Japan’s total seafood imports from Russia totaled 130,000 MT, down 13 percent year-on-year. Russia’s share of 6.5 percent was off 0.8 percentage points from four years ago. Prices of crab (averaged across all types) rose to 1,484 yen per kilogram, up 14 percent, compared to the previous year.

Including China, Asia’s volume of 1.02 million MT accounted for about 48 percent of the total import volume, down 3 percent year-on-year and 3.1 percentage points off from four years ago.

Lower shrimp production in the region due to early mortality syndrome (EMS) was to blame. Within Asia, members of the Association of South East Asian Nations (ASEAN), which are the major producers of shrimp, saw their share of imports fall nearly 10 percent. Shrimp prices have also increased due to product shortage.

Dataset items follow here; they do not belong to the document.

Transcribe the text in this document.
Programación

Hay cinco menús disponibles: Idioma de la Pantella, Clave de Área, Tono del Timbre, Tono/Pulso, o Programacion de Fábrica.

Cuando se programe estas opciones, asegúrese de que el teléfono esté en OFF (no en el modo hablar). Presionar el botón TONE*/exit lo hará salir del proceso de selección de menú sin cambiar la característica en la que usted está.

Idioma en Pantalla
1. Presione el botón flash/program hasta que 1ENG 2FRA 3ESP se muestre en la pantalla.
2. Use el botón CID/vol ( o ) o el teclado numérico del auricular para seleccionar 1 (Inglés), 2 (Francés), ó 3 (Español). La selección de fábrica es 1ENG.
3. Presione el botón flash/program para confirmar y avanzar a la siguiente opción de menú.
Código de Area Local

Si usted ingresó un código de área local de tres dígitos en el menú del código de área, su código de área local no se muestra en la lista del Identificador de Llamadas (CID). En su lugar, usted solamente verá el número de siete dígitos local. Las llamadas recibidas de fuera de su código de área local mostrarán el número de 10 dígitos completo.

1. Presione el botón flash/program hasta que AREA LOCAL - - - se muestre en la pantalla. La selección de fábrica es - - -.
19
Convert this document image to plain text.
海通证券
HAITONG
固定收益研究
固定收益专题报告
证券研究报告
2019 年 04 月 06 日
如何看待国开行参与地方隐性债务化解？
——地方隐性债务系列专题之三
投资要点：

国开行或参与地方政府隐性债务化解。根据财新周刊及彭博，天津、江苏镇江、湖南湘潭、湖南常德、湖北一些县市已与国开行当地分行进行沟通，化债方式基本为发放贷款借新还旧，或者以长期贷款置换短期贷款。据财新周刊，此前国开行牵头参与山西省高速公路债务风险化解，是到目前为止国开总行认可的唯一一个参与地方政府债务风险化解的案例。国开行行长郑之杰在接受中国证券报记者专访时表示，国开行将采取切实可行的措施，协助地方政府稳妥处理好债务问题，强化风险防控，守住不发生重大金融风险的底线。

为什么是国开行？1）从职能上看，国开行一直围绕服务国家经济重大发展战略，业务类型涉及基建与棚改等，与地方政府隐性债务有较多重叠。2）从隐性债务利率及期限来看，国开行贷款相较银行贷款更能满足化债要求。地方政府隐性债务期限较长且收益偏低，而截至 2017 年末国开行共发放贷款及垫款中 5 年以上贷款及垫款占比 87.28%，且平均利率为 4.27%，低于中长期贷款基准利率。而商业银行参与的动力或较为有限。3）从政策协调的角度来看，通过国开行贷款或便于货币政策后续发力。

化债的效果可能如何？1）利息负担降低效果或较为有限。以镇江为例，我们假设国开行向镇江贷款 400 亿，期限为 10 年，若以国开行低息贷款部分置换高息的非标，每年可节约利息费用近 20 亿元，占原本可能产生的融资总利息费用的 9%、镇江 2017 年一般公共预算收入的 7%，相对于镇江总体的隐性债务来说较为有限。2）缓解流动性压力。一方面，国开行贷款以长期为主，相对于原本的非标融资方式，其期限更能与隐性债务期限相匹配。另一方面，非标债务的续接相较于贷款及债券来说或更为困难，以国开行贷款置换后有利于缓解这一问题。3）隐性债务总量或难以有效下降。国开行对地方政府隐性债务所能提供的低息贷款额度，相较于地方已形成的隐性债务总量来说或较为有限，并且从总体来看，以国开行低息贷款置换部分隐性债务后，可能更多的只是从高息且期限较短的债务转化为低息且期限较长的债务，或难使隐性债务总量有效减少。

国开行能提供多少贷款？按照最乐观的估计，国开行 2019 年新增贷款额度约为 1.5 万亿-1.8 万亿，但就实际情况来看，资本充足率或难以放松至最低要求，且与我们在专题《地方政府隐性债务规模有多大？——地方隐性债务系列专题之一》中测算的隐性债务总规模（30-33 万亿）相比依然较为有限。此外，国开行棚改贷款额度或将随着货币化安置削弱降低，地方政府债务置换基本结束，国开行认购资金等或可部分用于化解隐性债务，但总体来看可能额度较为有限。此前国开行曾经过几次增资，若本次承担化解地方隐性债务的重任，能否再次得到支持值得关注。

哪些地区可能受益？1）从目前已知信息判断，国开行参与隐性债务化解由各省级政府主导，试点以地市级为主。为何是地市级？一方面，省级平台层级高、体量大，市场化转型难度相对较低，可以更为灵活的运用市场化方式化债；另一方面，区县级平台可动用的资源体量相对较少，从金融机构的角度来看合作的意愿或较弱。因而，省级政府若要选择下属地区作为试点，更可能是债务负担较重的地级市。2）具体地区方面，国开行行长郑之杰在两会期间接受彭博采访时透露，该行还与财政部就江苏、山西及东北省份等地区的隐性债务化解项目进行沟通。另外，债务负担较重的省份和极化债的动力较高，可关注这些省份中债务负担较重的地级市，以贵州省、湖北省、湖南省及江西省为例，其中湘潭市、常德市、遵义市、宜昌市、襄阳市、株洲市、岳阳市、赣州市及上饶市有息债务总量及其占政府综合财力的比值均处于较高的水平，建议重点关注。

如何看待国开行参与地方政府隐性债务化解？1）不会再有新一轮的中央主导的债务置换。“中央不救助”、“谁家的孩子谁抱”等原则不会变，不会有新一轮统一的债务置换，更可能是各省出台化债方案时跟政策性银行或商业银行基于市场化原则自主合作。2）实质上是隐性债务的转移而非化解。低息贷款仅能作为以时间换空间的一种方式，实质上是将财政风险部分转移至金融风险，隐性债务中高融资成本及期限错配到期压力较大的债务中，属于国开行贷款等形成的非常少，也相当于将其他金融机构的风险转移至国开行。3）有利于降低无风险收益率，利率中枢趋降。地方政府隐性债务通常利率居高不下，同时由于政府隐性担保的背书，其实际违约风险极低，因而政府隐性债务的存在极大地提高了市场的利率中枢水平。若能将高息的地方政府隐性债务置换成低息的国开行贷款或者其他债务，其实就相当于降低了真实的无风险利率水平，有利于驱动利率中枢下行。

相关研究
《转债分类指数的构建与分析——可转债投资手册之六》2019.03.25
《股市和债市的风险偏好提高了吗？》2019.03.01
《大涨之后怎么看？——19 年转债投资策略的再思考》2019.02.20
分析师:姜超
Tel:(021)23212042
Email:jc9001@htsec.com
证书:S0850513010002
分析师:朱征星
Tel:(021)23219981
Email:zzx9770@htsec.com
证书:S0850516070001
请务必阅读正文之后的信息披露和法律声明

“Shrimp, prawns and lobsters” made up Japan’s largest-single category of imported seafood, constituting 13 percent of the total. The quantity, from all sources, was 158,000 MT, 16.8 percent down from last year.

Imports of seafood from the European Union were just over 58,000 MT, up 1.7 percent and accounting for a slim 0.7 percent share. However, the figures from the EU are misleading, as much of the processing is done in China, to take advantage of lower labor costs, and is then shipped to Japan as Chinese-origin product.